The reunion of Franconia and Eastern District conferences does more than simplify the map of Mennonite Church USA. Healing a 172-year split, it revives a 19th-century vision of unity and shows how new coalitions can model reconciliation in a polarized time.
The vision of unity belonged to John H. Oberholtzer, who left Franconia Mennonite Conference to form the Eastern Conference of the Mennonite Church of North America in 1847.
How can a man who walked out of a church meeting and led a third of Franconia’s members away from the fold be an exemplar of inclusion?
Oberholtzer dreamed of unity but also of reform. He pushed for change on big issues — like permitting marriage across denominational lines — and also on smaller but oddly controversial matters like improving record-keeping and organization by taking minutes and writing a constitution. Ironically, he led a split before advocating a nationwide union of Mennonites.
That union was the General Conference Mennonite Church, which Oberholtzer helped organize at a meeting in West Point, Iowa, in 1860. Its progressive goals included doing mission work at home and abroad and establishing a theological school. It would not centralize congregational discipline but allow freedom in “nonessentials.”
The GC founders optimistically invited all Mennonites to join “regardless of minor differences.” But there were few takers until the 1870s, when an influx of Mennonite immigrants from the Russian Empire found that GC progressivism matched their traditions and beliefs.
Oberholtzer likely would endorse MC USA’s attempt to revive a dream of unity. And surely he would commend the reunion of the conferences whose division he led. We can imagine him taking satisfaction in seeing that his beliefs in missions, higher education and congregational freedom, controversial in his day, are now commonplace. Having refused to wear a minister’s coat, he might approve of today’s casual attire.
But this 19th-century reformer would also find Mennonite unity remains elusive in the 21st century. It is true that the “minor differences” the GC founders cited in 1860 are long forgotten.
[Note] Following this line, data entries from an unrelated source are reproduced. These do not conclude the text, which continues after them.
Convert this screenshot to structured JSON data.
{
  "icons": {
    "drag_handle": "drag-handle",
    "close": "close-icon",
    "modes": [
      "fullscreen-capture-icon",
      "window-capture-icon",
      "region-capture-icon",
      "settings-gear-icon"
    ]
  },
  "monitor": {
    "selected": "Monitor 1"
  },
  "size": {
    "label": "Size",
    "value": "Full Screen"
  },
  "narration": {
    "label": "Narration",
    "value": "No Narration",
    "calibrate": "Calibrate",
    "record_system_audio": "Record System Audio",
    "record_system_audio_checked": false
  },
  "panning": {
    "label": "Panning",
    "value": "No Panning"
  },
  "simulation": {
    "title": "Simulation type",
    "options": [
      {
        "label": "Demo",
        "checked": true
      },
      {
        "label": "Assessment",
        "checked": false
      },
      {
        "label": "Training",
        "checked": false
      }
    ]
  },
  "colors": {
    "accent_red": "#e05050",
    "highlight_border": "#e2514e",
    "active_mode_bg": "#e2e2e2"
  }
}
And how can anyone argue with “unity in essentials, liberty in nonessentials”?
But what is essential? New disputes replace old ones. On issues of sexuality, broad unity does not exist. And thus MC USA, the most ambitious attempt at Mennonite reconciliation since 1860, has only about 62,500 members.
Dreams of unity require adjustment. Bold visions like MC USA’s give way to new efforts of reconciliation that follow a call to faithfulness in smaller but important ways.
The reunion of Franconia and Eastern District conferences is a prime example. Franconia is one of the most dynamic conferences in MC USA, growing in racial-ethnic diversity and attracting congregations from as far away as Florida and California. Now it and Eastern District are modeling regional reconciliation in Pennsylvania alongside far-reaching geographical expansion.
No matter their size, groups of Christians in close-knit, mutually accountable relationships point the way to God’s reign of peace. These bonds of faith take new forms according to the needs of their time. In our era of division, reconciliation is most welcome.